Thursday, January 27, 2011

A suprise dimension to adding and counting

The new finite formula for partition numbers is revealed beginning at 0:25:00 in the video. The explanation of how partition numbers are fractal begins at about 0:47:00.

Mathematician Ken Ono recently presented new breakthroughs in number theory that were centuries in the making. In the above video, you can watch Ono explain the first finite formula to calculate any partition number, and the discovery that partition numbers behave like fractals.

Ono gave the special hour-long lecture for a general audience at Emory on Jan. 21. Although the talk begins with the Count from Sesame Street, it quickly escalates to complex formulas, demonstrating why the simplest problems to state in number theory can be the hardest to solve.

Related: New theories reveal the nature of numbers

How do you count a number’s partitions, or the sequences of positive integers that add up to that number? It sounds easy, until you realize that the number 100 has more than 190,000,000 partitions.

If you were to try to write down all the partitions of the number 200, then add up how many there were, you would never finish. It would take you several lifetimes, and you probably wouldn’t arrive at the correct answer anyway.
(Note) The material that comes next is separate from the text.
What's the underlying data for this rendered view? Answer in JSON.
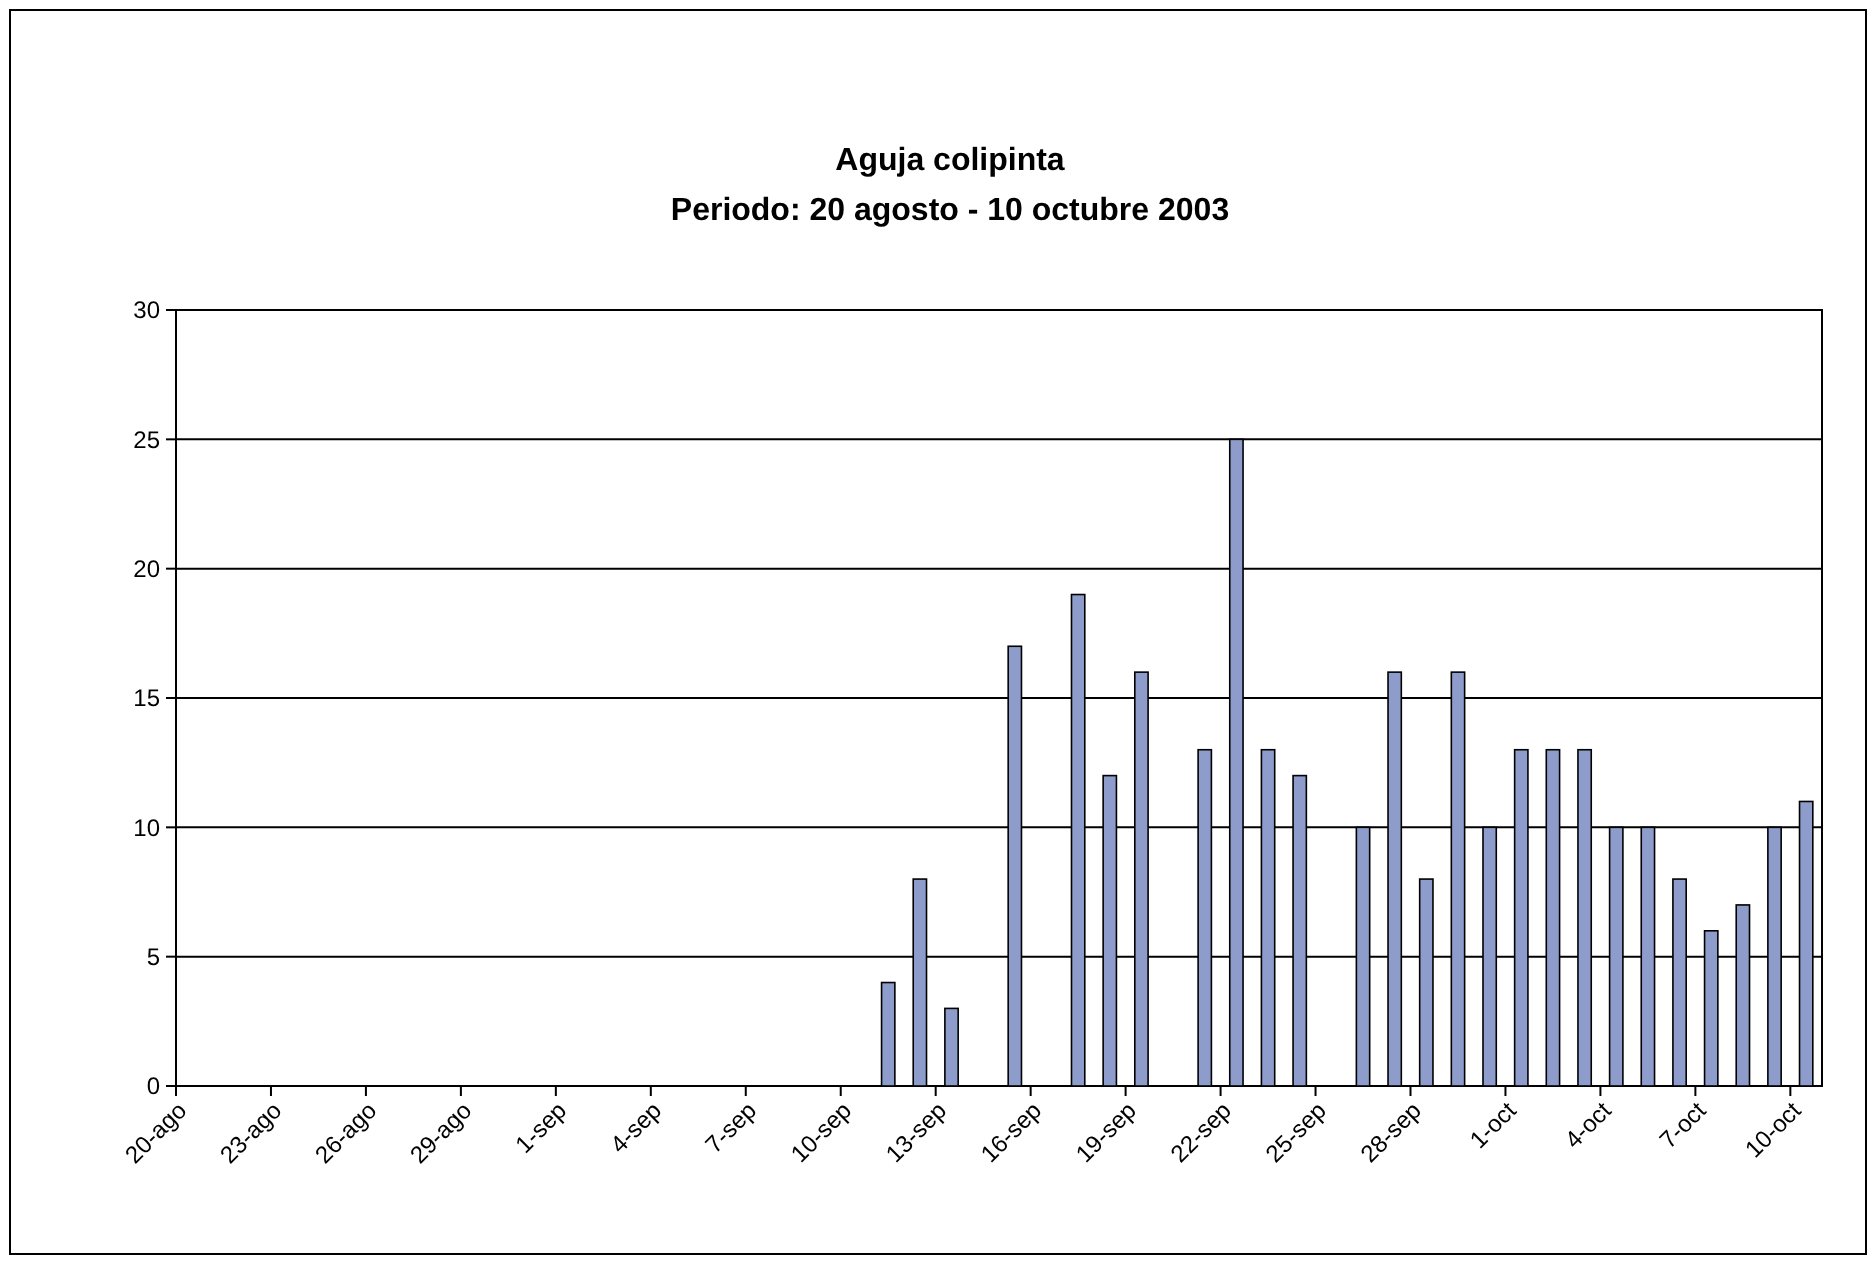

The Mandelbrot set, above, is the most famous fractal of them all, and demonstrates the endlessly repeating patterns of forms in nature. Ono and his colleagues discovered a new class of fractals, one that reveals the endlessly repeating superstructure of partition numbers. Credit: Wikipedia Commons/Wolfgang Beyer.

Theories for partition numbers may seem esoteric, but they have many real world applications. “The rules of partition function played a role in the early development of computers,” Ono says. “The security of your emails and of your bank card also depend on partition function.”

Ono led a team of researchers to make the recent breakthroughs, including Jan Bruinier of the Technical University of Darmstadt, Amanda Folsom of Yale and Zach Kent of Emory. Their work was funded by the American Institute of Mathematics and the National Science Foundation.

How a hike led to a math 'Eureka!'
New theories reveal the nature of numbers


  1. Fantastic news. Confirms the fractal basis of magnitude. Time to put the number line in it's proper context, only part of the dynamic magnitudes we use and create to measure.

  2. This discovery has enormous implications for practically all fields of science. Most people cannot even begin to realize how huge this is. We are here possibly witnessing a crucial point in the history of science comparable to Einstein's work.

  3. Ken Ono and Benoit Mandelbrot are pioneers leading us into a new era of knowledge about everything and the universe. Even the old question of life can be answered with it. I'll give you a start: Encryption using QuantumComputers can be broken with it and you can plan entire cities mathematically. Every mechanical device can be optimized in efficiency while use even less material, energy and cost for production. Aerodynamic behaviour, Flow of Liquid materials and expansion of chemicals inside liquid can be predicted with immense precision and much less computation. Human behaviour and language can be understood better and improved by enviromental applications, because of their fractal nature.

    Especially Computer Science problems will benefit a lot from this discovery which will be THE CATALYST for so many new discoveries.